A delegation from the Board of Education attended Wednesday night’s Board of Selectmen meeting and agreed that a public session should be held in February to discuss the desirability of a cooperative educational agreement between Colebrook and Norfolk.
Last November, following months of talks between the two towns’ top officials, Colebrook held a meeting attended by both boards of selectmen, the Colebrook school board and some members of the Colebrook public. Notification of the meeting was spotty in Norfolk, however, and some school board members said they did not know of it.
Colebrook First Selectman Brad Bremer has called for volunteers from his town to sit on a two-town committee to discuss consolidation. The proposed committee would discuss the pros and cons of consolidation and would precede any formalized effort.
But a public meeting should be held in Norfolk to give residents an opportunity to speak “before we even think of forming a committee,” Selectman Sandy Evans said Wednesday.

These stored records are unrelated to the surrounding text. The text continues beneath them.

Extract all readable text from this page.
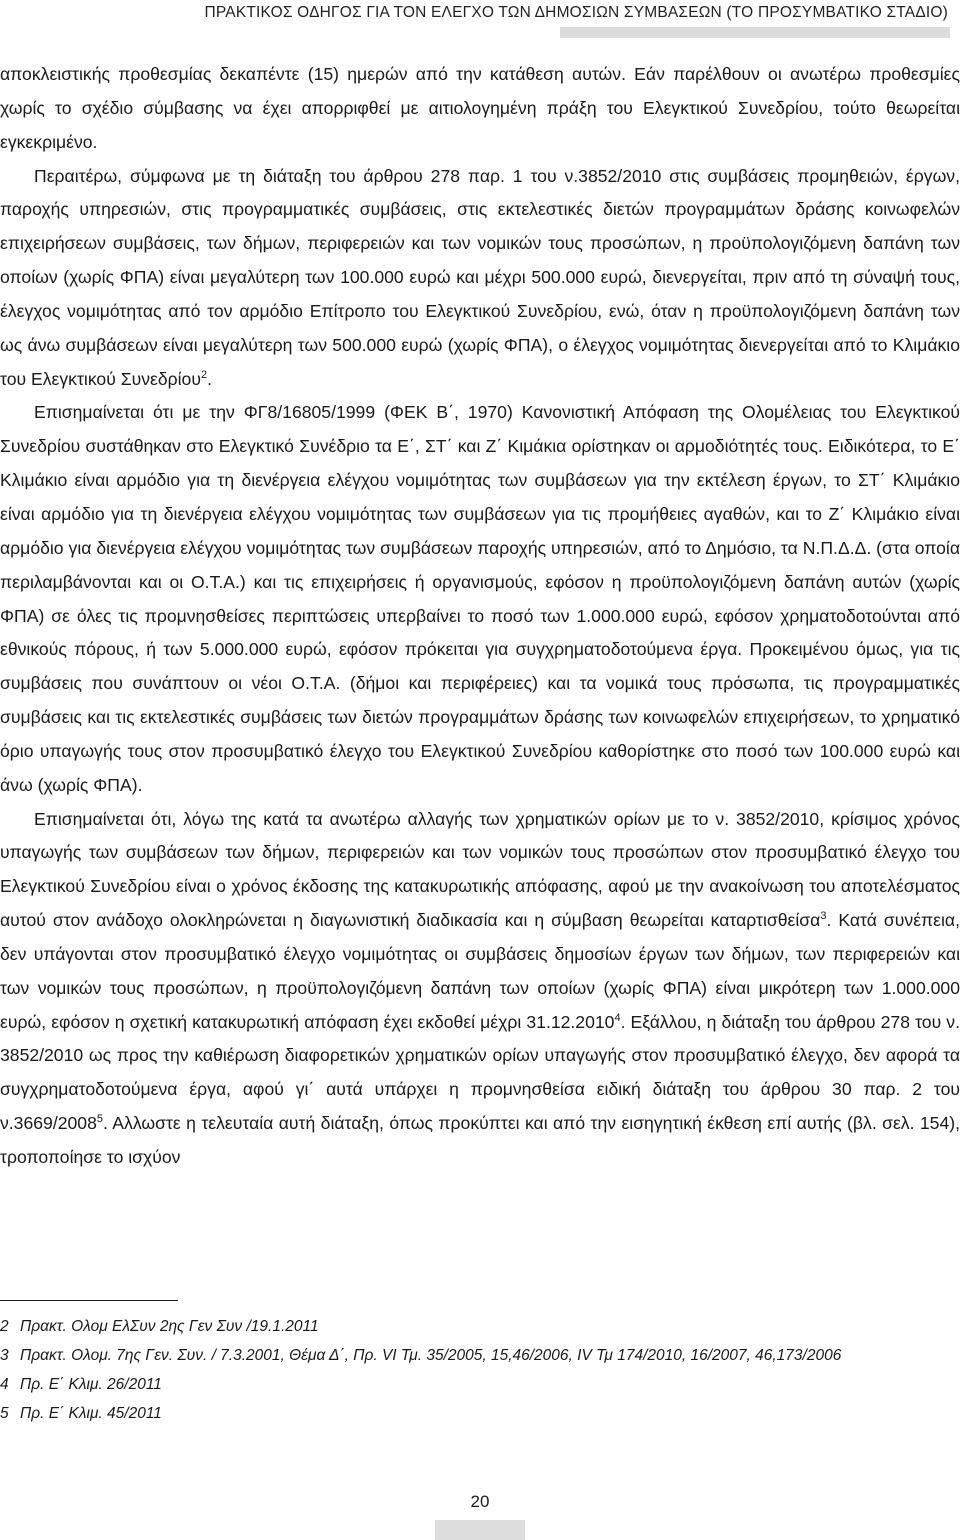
ΠΡΑΚΤΙΚΟΣ ΟΔΗΓΟΣ ΓΙΑ ΤΟΝ ΕΛΕΓΧΟ ΤΩΝ ΔΗΜΟΣΙΩΝ ΣΥΜΒΑΣΕΩΝ (ΤΟ ΠΡΟΣΥΜΒΑΤΙΚΟ ΣΤΑΔΙΟ)

αποκλειστικής προθεσμίας δεκαπέντε (15) ημερών από την κατάθεση αυτών. Εάν παρέλθουν οι ανωτέρω προθεσμίες χωρίς το σχέδιο σύμβασης να έχει απορριφθεί με αιτιολογημένη πράξη του Ελεγκτικού Συνεδρίου, τούτο θεωρείται εγκεκριμένο.

Περαιτέρω, σύμφωνα με τη διάταξη του άρθρου 278 παρ. 1 του ν.3852/2010 στις συμβάσεις προμηθειών, έργων, παροχής υπηρεσιών, στις προγραμματικές συμβάσεις, στις εκτελεστικές διετών προγραμμάτων δράσης κοινωφελών επιχειρήσεων συμβάσεις, των δήμων, περιφερειών και των νομικών τους προσώπων, η προϋπολογιζόμενη δαπάνη των οποίων (χωρίς ΦΠΑ) είναι μεγαλύτερη των 100.000 ευρώ και μέχρι 500.000 ευρώ, διενεργείται, πριν από τη σύναψή τους, έλεγχος νομιμότητας από τον αρμόδιο Επίτροπο του Ελεγκτικού Συνεδρίου, ενώ, όταν η προϋπολογιζόμενη δαπάνη των ως άνω συμβάσεων είναι μεγαλύτερη των 500.000 ευρώ (χωρίς ΦΠΑ), ο έλεγχος νομιμότητας διενεργείται από το Κλιμάκιο του Ελεγκτικού Συνεδρίου$^2$.

Επισημαίνεται ότι με την ΦΓ8/16805/1999 (ΦΕΚ Β΄, 1970) Κανονιστική Απόφαση της Ολομέλειας του Ελεγκτικού Συνεδρίου συστάθηκαν στο Ελεγκτικό Συνέδριο τα Ε΄, ΣΤ΄ και Ζ΄ Κιμάκια ορίστηκαν οι αρμοδιότητές τους. Ειδικότερα, το Ε΄ Κλιμάκιο είναι αρμόδιο για τη διενέργεια ελέγχου νομιμότητας των συμβάσεων για την εκτέλεση έργων, το ΣΤ΄ Κλιμάκιο είναι αρμόδιο για τη διενέργεια ελέγχου νομιμότητας των συμβάσεων για τις προμήθειες αγαθών, και το Ζ΄ Κλιμάκιο είναι αρμόδιο για διενέργεια ελέγχου νομιμότητας των συμβάσεων παροχής υπηρεσιών, από το Δημόσιο, τα Ν.Π.Δ.Δ. (στα οποία περιλαμβάνονται και οι Ο.Τ.Α.) και τις επιχειρήσεις ή οργανισμούς, εφόσον η προϋπολογιζόμενη δαπάνη αυτών (χωρίς ΦΠΑ) σε όλες τις προμνησθείσες περιπτώσεις υπερβαίνει το ποσό των 1.000.000 ευρώ, εφόσον χρηματοδοτούνται από εθνικούς πόρους, ή των 5.000.000 ευρώ, εφόσον πρόκειται για συγχρηματοδοτούμενα έργα. Προκειμένου όμως, για τις συμβάσεις που συνάπτουν οι νέοι Ο.Τ.Α. (δήμοι και περιφέρειες) και τα νομικά τους πρόσωπα, τις προγραμματικές συμβάσεις και τις εκτελεστικές συμβάσεις των διετών προγραμμάτων δράσης των κοινωφελών επιχειρήσεων, το χρηματικό όριο υπαγωγής τους στον προσυμβατικό έλεγχο του Ελεγκτικού Συνεδρίου καθορίστηκε στο ποσό των 100.000 ευρώ και άνω (χωρίς ΦΠΑ).

Επισημαίνεται ότι, λόγω της κατά τα ανωτέρω αλλαγής των χρηματικών ορίων με το ν. 3852/2010, κρίσιμος χρόνος υπαγωγής των συμβάσεων των δήμων, περιφερειών και των νομικών τους προσώπων στον προσυμβατικό έλεγχο του Ελεγκτικού Συνεδρίου είναι ο χρόνος έκδοσης της κατακυρωτικής απόφασης, αφού με την ανακοίνωση του αποτελέσματος αυτού στον ανάδοχο ολοκληρώνεται η διαγωνιστική διαδικασία και η σύμβαση θεωρείται καταρτισθείσα$^3$. Κατά συνέπεια, δεν υπάγονται στον προσυμβατικό έλεγχο νομιμότητας οι συμβάσεις δημοσίων έργων των δήμων, των περιφερειών και των νομικών τους προσώπων, η προϋπολογιζόμενη δαπάνη των οποίων (χωρίς ΦΠΑ) είναι μικρότερη των 1.000.000 ευρώ, εφόσον η σχετική κατακυρωτική απόφαση έχει εκδοθεί μέχρι 31.12.2010$^4$. Εξάλλου, η διάταξη του άρθρου 278 του ν. 3852/2010 ως προς την καθιέρωση διαφορετικών χρηματικών ορίων υπαγωγής στον προσυμβατικό έλεγχο, δεν αφορά τα συγχρηματοδοτούμενα έργα, αφού γι΄ αυτά υπάρχει η προμνησθείσα ειδική διάταξη του άρθρου 30 παρ. 2 του ν.3669/2008$^5$. Αλλωστε η τελευταία αυτή διάταξη, όπως προκύπτει και από την εισηγητική έκθεση επί αυτής (βλ. σελ. 154), τροποποίησε το ισχύον

2 Πρακτ. Ολομ ΕλΣυν 2ης Γεν Συν /19.1.2011
3 Πρακτ. Ολομ. 7ης Γεν. Συν. / 7.3.2001, Θέμα Δ΄, Πρ. VI Τμ. 35/2005, 15,46/2006, IV Τμ 174/2010, 16/2007, 46,173/2006
4 Πρ. Ε΄ Κλιμ. 26/2011
5 Πρ. Ε΄ Κλιμ. 45/2011
20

Consolidation efforts have seen two previous defeats, most recently in 2015. Norfolk First Selectman Matt Riiska said past efforts focused on costs, but that he is focusing on educational and social opportunities for students.

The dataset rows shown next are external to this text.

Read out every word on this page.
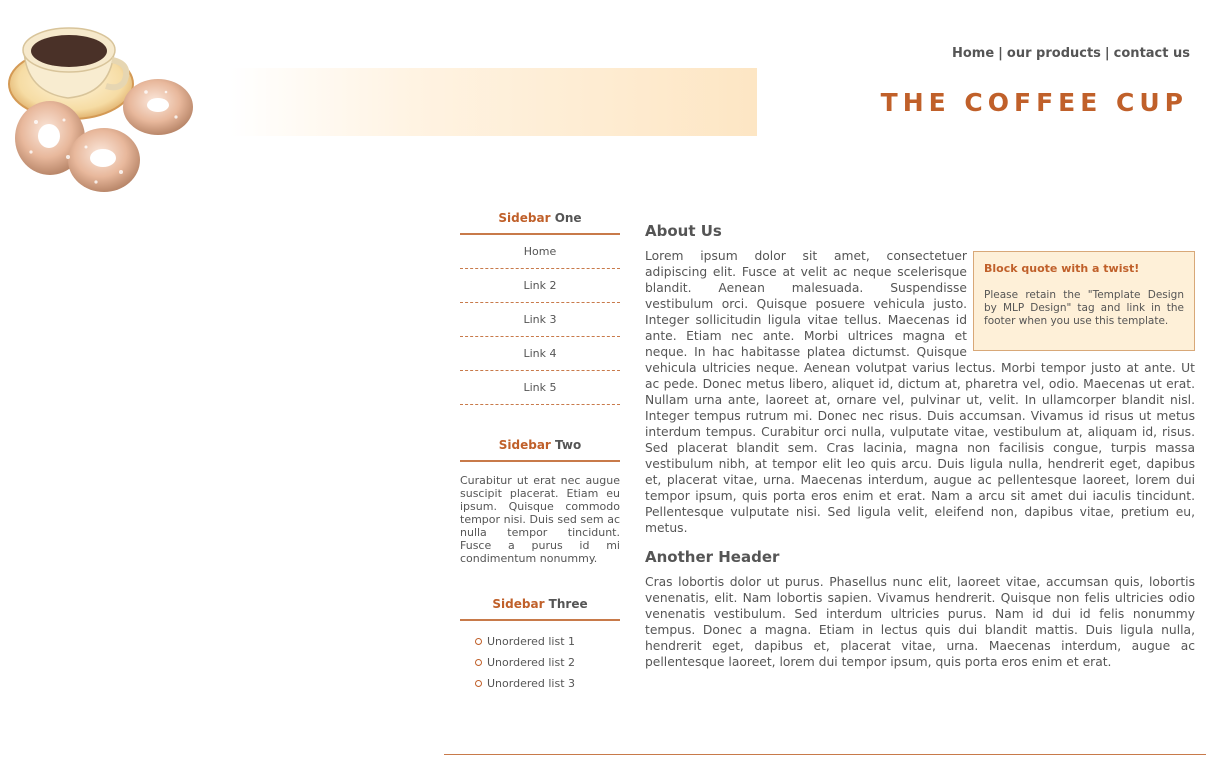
Home | our products | contact us
THE COFFEE CUP
Sidebar One
Home
Link 2
Link 3
Link 4
Link 5
Sidebar Two

Curabitur ut erat nec augue suscipit placerat. Etiam eu ipsum. Quisque commodo tempor nisi. Duis sed sem ac nulla tempor tincidunt. Fusce a purus id mi condimentum nonummy.

Sidebar Three
Unordered list 1
Unordered list 2
Unordered list 3
About Us
Block quote with a twist!

Please retain the "Template Design by MLP Design" tag and link in the footer when you use this template.

Lorem ipsum dolor sit amet, consectetuer adipiscing elit. Fusce at velit ac neque scelerisque blandit. Aenean malesuada. Suspendisse vestibulum orci. Quisque posuere vehicula justo. Integer sollicitudin ligula vitae tellus. Maecenas id ante. Etiam nec ante. Morbi ultrices magna et neque. In hac habitasse platea dictumst. Quisque vehicula ultricies neque. Aenean volutpat varius lectus. Morbi tempor justo at ante. Ut ac pede. Donec metus libero, aliquet id, dictum at, pharetra vel, odio. Maecenas ut erat. Nullam urna ante, laoreet at, ornare vel, pulvinar ut, velit. In ullamcorper blandit nisl. Integer tempus rutrum mi. Donec nec risus. Duis accumsan. Vivamus id risus ut metus interdum tempus. Curabitur orci nulla, vulputate vitae, vestibulum at, aliquam id, risus. Sed placerat blandit sem. Cras lacinia, magna non facilisis congue, turpis massa vestibulum nibh, at tempor elit leo quis arcu. Duis ligula nulla, hendrerit eget, dapibus et, placerat vitae, urna. Maecenas interdum, augue ac pellentesque laoreet, lorem dui tempor ipsum, quis porta eros enim et erat. Nam a arcu sit amet dui iaculis tincidunt. Pellentesque vulputate nisi. Sed ligula velit, eleifend non, dapibus vitae, pretium eu, metus.

Another Header

Cras lobortis dolor ut purus. Phasellus nunc elit, laoreet vitae, accumsan quis, lobortis venenatis, elit. Nam lobortis sapien. Vivamus hendrerit. Quisque non felis ultricies odio venenatis vestibulum. Sed interdum ultricies purus. Nam id dui id felis nonummy tempus. Donec a magna. Etiam in lectus quis dui blandit mattis. Duis ligula nulla, hendrerit eget, dapibus et, placerat vitae, urna. Maecenas interdum, augue ac pellentesque laoreet, lorem dui tempor ipsum, quis porta eros enim et erat.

Norfolk’s Botelle School has 59 students and Colebrook, 64. Botelle’s population is predicted to decline by 10 more students in coming years.
Riiska noted that the town’s 2019 Plan of Conservation and Development predicts a decline in Norfolk’s general population (more than 1,700 in 2010) to about 1,300 by 2040. In addition, few young families can afford to live in Norfolk, so the current population is aging, with a median age of 54.1, and 13.8 percent of the population being 65 or older.
School Board Chairman Virginia Coleman-Prisco asked if tax incentives might draw younger families to town. Riiska said he would take the idea to the finance board but added that families today usually have only one or two children.
“We would need to have 30 families with two children to bring the population of Botelle up to 120 kids,” he said. “It’s just not going to happen.”